Göz Kuruluğu Artıyor Ekran Süresi Ve Yaşam Tarzı Hastalığı Tetikliyor (2)

“Göz kuruluğunda sayı da şiddet de artıyor”

Dr. Semih Çakmak, özellikle pandemi sonrası ekran karşısında geçirilen sürenin ciddi oranda arttığını ve bu durumun göz sağlığı üzerinde kalıcı etkiler yarattığını vurguladı.
“Göz kuruluğunu geçmiş yıllara kıyasla ciddi bir sorun olarak değerlendiriyoruz. Hem hasta sayısında hem de şikayetlerin şiddetinde belirgin artış var. Artık çok küçük yaşlarda bile bu problemi görebiliyoruz. Gözlerde kızarıklık, batma, kaşıntı ve yanma gibi belirtilerle yaşam kalitesi ciddi şekilde etkileniyor,” dedi.

Dr. Çakmak, havuz ve deniz kullanımı sonrası da alerjik reaksiyonların artabileceğini belirtti ve özellikle alerjik bünyeye sahip bireylerin tatil döneminde göz damlalarını yanlarında bulundurması gerektiğini söyledi.

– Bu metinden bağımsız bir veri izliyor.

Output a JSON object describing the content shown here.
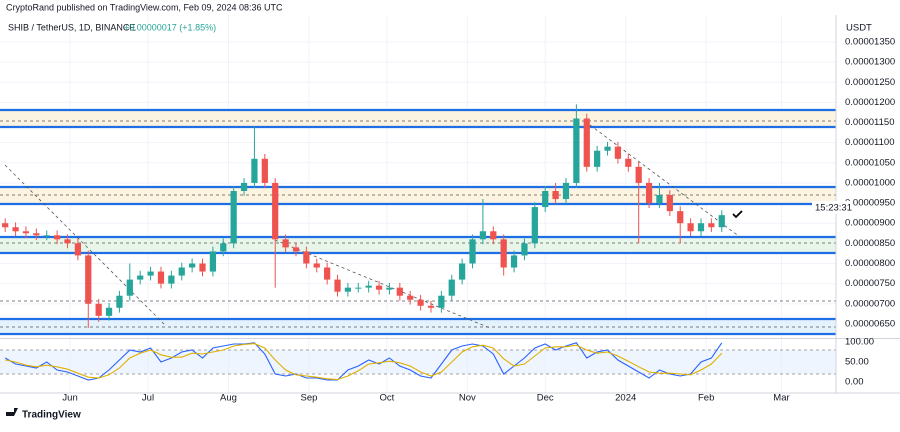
{
  "header": {
    "publisher": "CryptoRand published on TradingView.com, Feb 09, 2024 08:36 UTC",
    "symbol": "SHIB / TetherUS, 1D, BINANCE",
    "change": "+0.00000017 (+1.85%)",
    "countdown": "15:23:31",
    "currency": "USDT",
    "brand": "TradingView"
  },
  "chart_data": [
    {
      "type": "candlestick",
      "up_color": "#26a69a",
      "down_color": "#ef5350",
      "open": [
        9e-06,
        8.9e-06,
        8.8e-06,
        8.75e-06,
        8.7e-06,
        8.7e-06,
        8.6e-06,
        8.5e-06,
        8.2e-06,
        7e-06,
        6.7e-06,
        6.9e-06,
        7.2e-06,
        7.6e-06,
        7.7e-06,
        7.8e-06,
        7.5e-06,
        7.7e-06,
        7.9e-06,
        8e-06,
        7.8e-06,
        8.3e-06,
        8.5e-06,
        9.8e-06,
        1e-05,
        1.06e-05,
        1e-05,
        8.6e-06,
        8.4e-06,
        8.3e-06,
        8e-06,
        7.9e-06,
        7.6e-06,
        7.3e-06,
        7.4e-06,
        7.4e-06,
        7.45e-06,
        7.35e-06,
        7.4e-06,
        7.2e-06,
        7.1e-06,
        6.95e-06,
        6.9e-06,
        7.2e-06,
        7.6e-06,
        8e-06,
        8.6e-06,
        8.8e-06,
        8.6e-06,
        7.9e-06,
        8.2e-06,
        8.5e-06,
        9.4e-06,
        9.8e-06,
        9.6e-06,
        1e-05,
        1.16e-05,
        1.04e-05,
        1.08e-05,
        1.09e-05,
        1.06e-05,
        1.04e-05,
        1e-05,
        9.5e-06,
        9.7e-06,
        9.3e-06,
        9e-06,
        8.8e-06,
        9e-06,
        8.9e-06
      ],
      "high": [
        9.12e-06,
        9.02e-06,
        8.92e-06,
        8.87e-06,
        8.82e-06,
        8.82e-06,
        8.72e-06,
        8.62e-06,
        8.32e-06,
        7.12e-06,
        7.02e-06,
        7.32e-06,
        8e-06,
        7.82e-06,
        7.92e-06,
        7.92e-06,
        7.82e-06,
        8.02e-06,
        8.12e-06,
        8.12e-06,
        8.42e-06,
        8.62e-06,
        9.92e-06,
        1.012e-05,
        1.14e-05,
        1.072e-05,
        1.012e-05,
        8.72e-06,
        8.52e-06,
        8.42e-06,
        8.12e-06,
        8.02e-06,
        7.72e-06,
        7.52e-06,
        7.52e-06,
        7.57e-06,
        7.57e-06,
        7.52e-06,
        7.52e-06,
        7.32e-06,
        7.22e-06,
        7.07e-06,
        7.32e-06,
        7.72e-06,
        8.12e-06,
        8.72e-06,
        9.6e-06,
        8.92e-06,
        8.72e-06,
        8.32e-06,
        8.62e-06,
        9.52e-06,
        9.92e-06,
        1e-05,
        1.012e-05,
        1.195e-05,
        1.172e-05,
        1.092e-05,
        1.102e-05,
        1.102e-05,
        1.072e-05,
        1.052e-05,
        1.012e-05,
        1e-05,
        9.82e-06,
        9.42e-06,
        9.12e-06,
        9.12e-06,
        9.12e-06,
        9.32e-06
      ],
      "low": [
        8.78e-06,
        8.68e-06,
        8.63e-06,
        8.58e-06,
        8.58e-06,
        8.48e-06,
        8.38e-06,
        8.08e-06,
        6.4e-06,
        6.55e-06,
        6.58e-06,
        6.78e-06,
        7.08e-06,
        7.48e-06,
        7.58e-06,
        7.38e-06,
        7.38e-06,
        7.58e-06,
        7.78e-06,
        7.68e-06,
        7.68e-06,
        8.18e-06,
        8.38e-06,
        9.68e-06,
        9.88e-06,
        9.88e-06,
        7.4e-06,
        8.28e-06,
        8.18e-06,
        7.88e-06,
        7.78e-06,
        7.48e-06,
        7.18e-06,
        7.18e-06,
        7.28e-06,
        7.28e-06,
        7.23e-06,
        7.23e-06,
        7.08e-06,
        6.98e-06,
        6.83e-06,
        6.78e-06,
        6.78e-06,
        7.08e-06,
        7.48e-06,
        7.88e-06,
        8.48e-06,
        8.48e-06,
        7.7e-06,
        7.78e-06,
        8.08e-06,
        8.38e-06,
        9.28e-06,
        9.48e-06,
        9.48e-06,
        9.88e-06,
        1.028e-05,
        1.028e-05,
        1.068e-05,
        1.048e-05,
        1.028e-05,
        8.5e-06,
        9.38e-06,
        9.38e-06,
        9.18e-06,
        8.5e-06,
        8.68e-06,
        8.68e-06,
        8.78e-06,
        8.78e-06
      ],
      "close": [
        8.9e-06,
        8.8e-06,
        8.75e-06,
        8.7e-06,
        8.7e-06,
        8.6e-06,
        8.5e-06,
        8.2e-06,
        7e-06,
        6.7e-06,
        6.9e-06,
        7.2e-06,
        7.6e-06,
        7.7e-06,
        7.8e-06,
        7.5e-06,
        7.7e-06,
        7.9e-06,
        8e-06,
        7.8e-06,
        8.3e-06,
        8.5e-06,
        9.8e-06,
        1e-05,
        1.06e-05,
        1e-05,
        8.6e-06,
        8.4e-06,
        8.3e-06,
        8e-06,
        7.9e-06,
        7.6e-06,
        7.3e-06,
        7.4e-06,
        7.4e-06,
        7.45e-06,
        7.35e-06,
        7.4e-06,
        7.2e-06,
        7.1e-06,
        6.95e-06,
        6.9e-06,
        7.2e-06,
        7.6e-06,
        8e-06,
        8.6e-06,
        8.8e-06,
        8.6e-06,
        7.9e-06,
        8.2e-06,
        8.5e-06,
        9.4e-06,
        9.8e-06,
        9.6e-06,
        1e-05,
        1.16e-05,
        1.04e-05,
        1.08e-05,
        1.09e-05,
        1.06e-05,
        1.04e-05,
        1e-05,
        9.5e-06,
        9.7e-06,
        9.3e-06,
        9e-06,
        8.8e-06,
        9e-06,
        8.9e-06,
        9.2e-06
      ],
      "xlim": [
        -0.5,
        80
      ],
      "xticks": [
        {
          "value": 6.25,
          "label": "Jun"
        },
        {
          "value": 13.75,
          "label": "Jul"
        },
        {
          "value": 21.5,
          "label": "Aug"
        },
        {
          "value": 29.25,
          "label": "Sep"
        },
        {
          "value": 36.75,
          "label": "Oct"
        },
        {
          "value": 44.5,
          "label": "Nov"
        },
        {
          "value": 52,
          "label": "Dec"
        },
        {
          "value": 59.75,
          "label": "2024"
        },
        {
          "value": 67.5,
          "label": "Feb"
        },
        {
          "value": 74.75,
          "label": "Mar"
        }
      ],
      "ylim": [
        6.15e-06,
        1.417e-05
      ],
      "yticks": [
        {
          "value": 6.5e-06,
          "label": "0.00000650"
        },
        {
          "value": 7e-06,
          "label": "0.00000700"
        },
        {
          "value": 7.5e-06,
          "label": "0.00000750"
        },
        {
          "value": 8e-06,
          "label": "0.00000800"
        },
        {
          "value": 8.5e-06,
          "label": "0.00000850"
        },
        {
          "value": 9e-06,
          "label": "0.00000900"
        },
        {
          "value": 9.5e-06,
          "label": "0.00000950"
        },
        {
          "value": 1e-05,
          "label": "0.00001000"
        },
        {
          "value": 1.05e-05,
          "label": "0.00001050"
        },
        {
          "value": 1.1e-05,
          "label": "0.00001100"
        },
        {
          "value": 1.15e-05,
          "label": "0.00001150"
        },
        {
          "value": 1.2e-05,
          "label": "0.00001200"
        },
        {
          "value": 1.25e-05,
          "label": "0.00001250"
        },
        {
          "value": 1.3e-05,
          "label": "0.00001300"
        },
        {
          "value": 1.35e-05,
          "label": "0.00001350"
        }
      ],
      "grid": true
    },
    {
      "type": "line",
      "ylim": [
        -27.5,
        107.5
      ],
      "yticks": [
        {
          "value": 100,
          "label": "100.00"
        },
        {
          "value": 50,
          "label": "50.00"
        },
        {
          "value": 0,
          "label": "0.00"
        }
      ],
      "band": [
        20,
        80
      ],
      "series": [
        {
          "color": "#2962ff",
          "values": [
            60,
            45,
            40,
            35,
            50,
            30,
            25,
            15,
            5,
            10,
            30,
            55,
            80,
            75,
            85,
            50,
            60,
            75,
            80,
            60,
            85,
            90,
            95,
            95,
            98,
            70,
            20,
            15,
            20,
            10,
            10,
            5,
            5,
            30,
            40,
            55,
            45,
            60,
            40,
            30,
            15,
            10,
            45,
            80,
            90,
            95,
            90,
            70,
            20,
            40,
            60,
            85,
            95,
            80,
            90,
            98,
            60,
            75,
            80,
            55,
            40,
            25,
            10,
            30,
            20,
            15,
            20,
            50,
            60,
            98
          ]
        },
        {
          "color": "#e0b000",
          "values": [
            55,
            50,
            42,
            38,
            42,
            38,
            32,
            22,
            12,
            10,
            18,
            35,
            60,
            72,
            80,
            68,
            62,
            62,
            72,
            70,
            75,
            80,
            90,
            94,
            96,
            85,
            55,
            30,
            18,
            15,
            12,
            8,
            6,
            15,
            28,
            45,
            48,
            52,
            48,
            40,
            25,
            15,
            25,
            50,
            75,
            88,
            92,
            85,
            58,
            40,
            45,
            65,
            85,
            88,
            88,
            92,
            80,
            72,
            75,
            65,
            52,
            38,
            25,
            22,
            22,
            20,
            18,
            30,
            45,
            72
          ]
        }
      ]
    }
  ]
}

“Botoks ve bazı ilaçlar kuru gözü tetikleyebilir”

Op. Dr. Gülay Yalçınkaya Çakır ise göz kuruluğunun üç tipte görüldüğünü açıkladı: “Birincisi gözyaşı üretiminin azaldığı durum, ikincisi gözyaşının buharlaşmasının hızlandığı evaporatif tip, üçüncüsü ise her ikisinin birlikte görüldüğü miks tip. En çok karşılaştığımız tip ise miks tiptir.”

Bazı ilaçlar ve kozmetik işlemler de kuru gözü tetikleyebiliyor. Dr. Çakır, “A vitamini içeren sivilce ilaçları ve yanlış botoks uygulamaları gözyaşının yayılımını bozarak kuru göz şikayetlerini artırabilir. Ayrıca menopoz, ileri yaş, kontakt lens kullanımı ve alerjik yapılar da riski artırıyor,” diye konuştu.

“Göz kuruluğu varsa lazer işlem ertelenmeli”

Kuru göz tedavisinde ilk basamağın suni gözyaşı damlaları olduğunu belirten Op. Dr. Çakır, “Bu ürünlerin koruyucusuz olanları tercih edilmeli. Daha şiddetli vakalarda kortizonlu damlalar, hastanın kendi kanından hazırlanan serumlar ya da gözyaşı kanalına takılan tıkaçlarla müdahale ediyoruz” dedi.

Ayrıca, “Göz kuruluğu şikayeti geçmeden lazer operasyonlarını önermiyoruz. Bu, hastanın göz sağlığı için risk oluşturabilir” uyarısında bulundu.
Kliniklerine başvuran hastaların yarısından fazlasında kuru göz tespit ettiklerini belirten Dr. Çakır, tanı ve tedavinin hekim kontrolünde yapılması gerektiğini vurguladı.